Worryingly, Mr Greenspan is now as sanguine about the house price bubble, which is just as bad in the US as here, as he was about the stock market. The stock market is turned over 100 times a year, he pointed out in testimony to Congress earlier this year. Housing is less than 10 per cent, which he thought "scarcely tinder for a speculative conflagration". Mmm. Perhaps it's time to sell that house after all.

Lloyd's of London

Lloyd's of London has become such a byword for catastrophic loss, scandal, antiquated practice and brinkmanship that it is sometimes hard to take the institution seriously at all. Yet take it seriously we must, since it is still one of the world's largest insurers and therefore a big contributor to Britain's balance of payments. One thing seems certain. It won't long remain so unless it pushes through with dispatch the modernising reforms proposed by its chairman, Sax Riley.

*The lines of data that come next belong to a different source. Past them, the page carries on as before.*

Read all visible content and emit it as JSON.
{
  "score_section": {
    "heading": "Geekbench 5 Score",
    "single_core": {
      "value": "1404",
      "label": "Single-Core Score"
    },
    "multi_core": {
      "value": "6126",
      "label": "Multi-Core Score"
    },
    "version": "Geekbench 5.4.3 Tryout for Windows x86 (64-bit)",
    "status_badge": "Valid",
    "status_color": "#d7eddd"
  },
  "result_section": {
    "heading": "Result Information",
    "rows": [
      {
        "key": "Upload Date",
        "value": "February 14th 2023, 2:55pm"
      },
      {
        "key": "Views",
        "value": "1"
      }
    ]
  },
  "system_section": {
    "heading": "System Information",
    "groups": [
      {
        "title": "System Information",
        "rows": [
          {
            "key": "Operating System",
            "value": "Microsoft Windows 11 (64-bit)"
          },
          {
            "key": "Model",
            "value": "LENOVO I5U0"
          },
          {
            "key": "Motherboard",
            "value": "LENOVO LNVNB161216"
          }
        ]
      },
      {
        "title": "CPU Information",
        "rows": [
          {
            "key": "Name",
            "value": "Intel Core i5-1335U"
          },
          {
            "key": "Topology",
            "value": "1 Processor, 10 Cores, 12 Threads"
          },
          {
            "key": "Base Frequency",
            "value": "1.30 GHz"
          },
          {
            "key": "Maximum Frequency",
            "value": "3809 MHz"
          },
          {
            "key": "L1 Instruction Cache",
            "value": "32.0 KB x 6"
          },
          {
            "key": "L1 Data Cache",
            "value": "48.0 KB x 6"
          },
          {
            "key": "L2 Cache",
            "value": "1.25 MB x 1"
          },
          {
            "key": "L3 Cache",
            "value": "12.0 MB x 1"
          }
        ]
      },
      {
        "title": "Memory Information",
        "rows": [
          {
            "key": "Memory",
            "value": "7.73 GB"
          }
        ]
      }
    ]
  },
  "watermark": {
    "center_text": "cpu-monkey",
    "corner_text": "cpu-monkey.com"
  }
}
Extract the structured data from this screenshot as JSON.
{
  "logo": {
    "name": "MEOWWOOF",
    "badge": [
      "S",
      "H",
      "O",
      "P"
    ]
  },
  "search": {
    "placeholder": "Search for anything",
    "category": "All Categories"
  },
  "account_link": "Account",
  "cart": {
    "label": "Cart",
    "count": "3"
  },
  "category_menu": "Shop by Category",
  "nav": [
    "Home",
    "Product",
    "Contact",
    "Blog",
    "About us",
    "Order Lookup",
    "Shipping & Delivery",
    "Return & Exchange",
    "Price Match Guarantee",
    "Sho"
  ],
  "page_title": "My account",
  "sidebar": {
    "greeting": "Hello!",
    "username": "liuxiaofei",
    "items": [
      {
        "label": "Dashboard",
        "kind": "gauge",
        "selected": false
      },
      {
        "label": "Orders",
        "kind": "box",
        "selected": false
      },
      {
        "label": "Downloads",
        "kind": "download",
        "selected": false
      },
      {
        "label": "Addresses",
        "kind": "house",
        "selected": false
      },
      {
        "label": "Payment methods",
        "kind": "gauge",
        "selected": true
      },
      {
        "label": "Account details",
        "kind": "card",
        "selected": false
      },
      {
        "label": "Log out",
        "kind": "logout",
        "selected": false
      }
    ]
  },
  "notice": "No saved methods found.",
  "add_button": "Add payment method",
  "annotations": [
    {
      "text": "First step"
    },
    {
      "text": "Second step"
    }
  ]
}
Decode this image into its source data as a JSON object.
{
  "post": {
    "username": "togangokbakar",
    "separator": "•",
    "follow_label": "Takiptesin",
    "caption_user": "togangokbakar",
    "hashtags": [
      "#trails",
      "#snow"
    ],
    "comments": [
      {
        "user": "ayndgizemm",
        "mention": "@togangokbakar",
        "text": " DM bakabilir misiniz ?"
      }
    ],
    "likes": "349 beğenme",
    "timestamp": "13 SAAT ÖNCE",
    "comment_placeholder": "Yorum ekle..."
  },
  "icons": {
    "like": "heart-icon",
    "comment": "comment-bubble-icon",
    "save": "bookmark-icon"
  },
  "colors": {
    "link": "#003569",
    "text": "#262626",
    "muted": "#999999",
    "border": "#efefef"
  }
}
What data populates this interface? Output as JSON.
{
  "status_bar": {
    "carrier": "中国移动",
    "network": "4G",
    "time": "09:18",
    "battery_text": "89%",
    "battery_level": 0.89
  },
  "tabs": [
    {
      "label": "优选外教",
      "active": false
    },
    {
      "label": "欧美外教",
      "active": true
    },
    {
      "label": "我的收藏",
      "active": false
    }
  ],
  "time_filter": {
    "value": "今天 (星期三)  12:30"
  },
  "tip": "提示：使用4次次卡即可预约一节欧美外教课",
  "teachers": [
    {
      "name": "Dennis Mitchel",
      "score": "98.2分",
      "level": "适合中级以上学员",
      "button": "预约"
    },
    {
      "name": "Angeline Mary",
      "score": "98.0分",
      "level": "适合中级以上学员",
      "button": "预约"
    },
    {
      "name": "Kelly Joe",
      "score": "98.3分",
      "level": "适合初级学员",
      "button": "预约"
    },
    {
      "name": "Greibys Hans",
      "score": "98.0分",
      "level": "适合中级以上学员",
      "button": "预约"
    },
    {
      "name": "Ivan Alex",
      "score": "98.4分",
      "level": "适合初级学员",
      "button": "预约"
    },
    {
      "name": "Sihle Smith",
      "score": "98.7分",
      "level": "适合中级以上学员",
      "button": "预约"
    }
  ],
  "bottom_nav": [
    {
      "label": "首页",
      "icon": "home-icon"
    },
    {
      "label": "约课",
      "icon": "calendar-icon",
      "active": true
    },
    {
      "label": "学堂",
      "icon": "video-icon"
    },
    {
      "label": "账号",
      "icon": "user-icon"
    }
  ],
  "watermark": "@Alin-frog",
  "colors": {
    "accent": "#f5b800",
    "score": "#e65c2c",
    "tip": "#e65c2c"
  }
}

In opposing the reforms, the Association of Lloyd's Members, the largest of the organisations representing individual Lloyd's names, says that it broadly supports the changes but believes names are being discriminated against. One complaint is that they are required to contribute disproportionately more capital. Another is that they are disadvantaged by removal of the central compliance function. But the biggest is the fear that eventually the reforms will result in them being frozen out altogether by depriving them of their voting power. As it happens, that's not the present intention, but the concern is understandable, since the purpose of most of the reforms is to make the market as conducive to large corporates as possible.

The original intention was to phase out unlimited liability names entirely, but Lloyd's was eventually forced to back down. Names would be ill advised to obstruct the market's further attempts to modernise itself, but their rights and traditions are none the less worth something. They are like sitting tenants, and if the rest of the market wants to dilute their rights, then it must compensate them. There's no money for compensation, claim the corporate members. Nonsense, say the names, and they are right. Lloyd's is still a powerful name and brand, despite its troubles.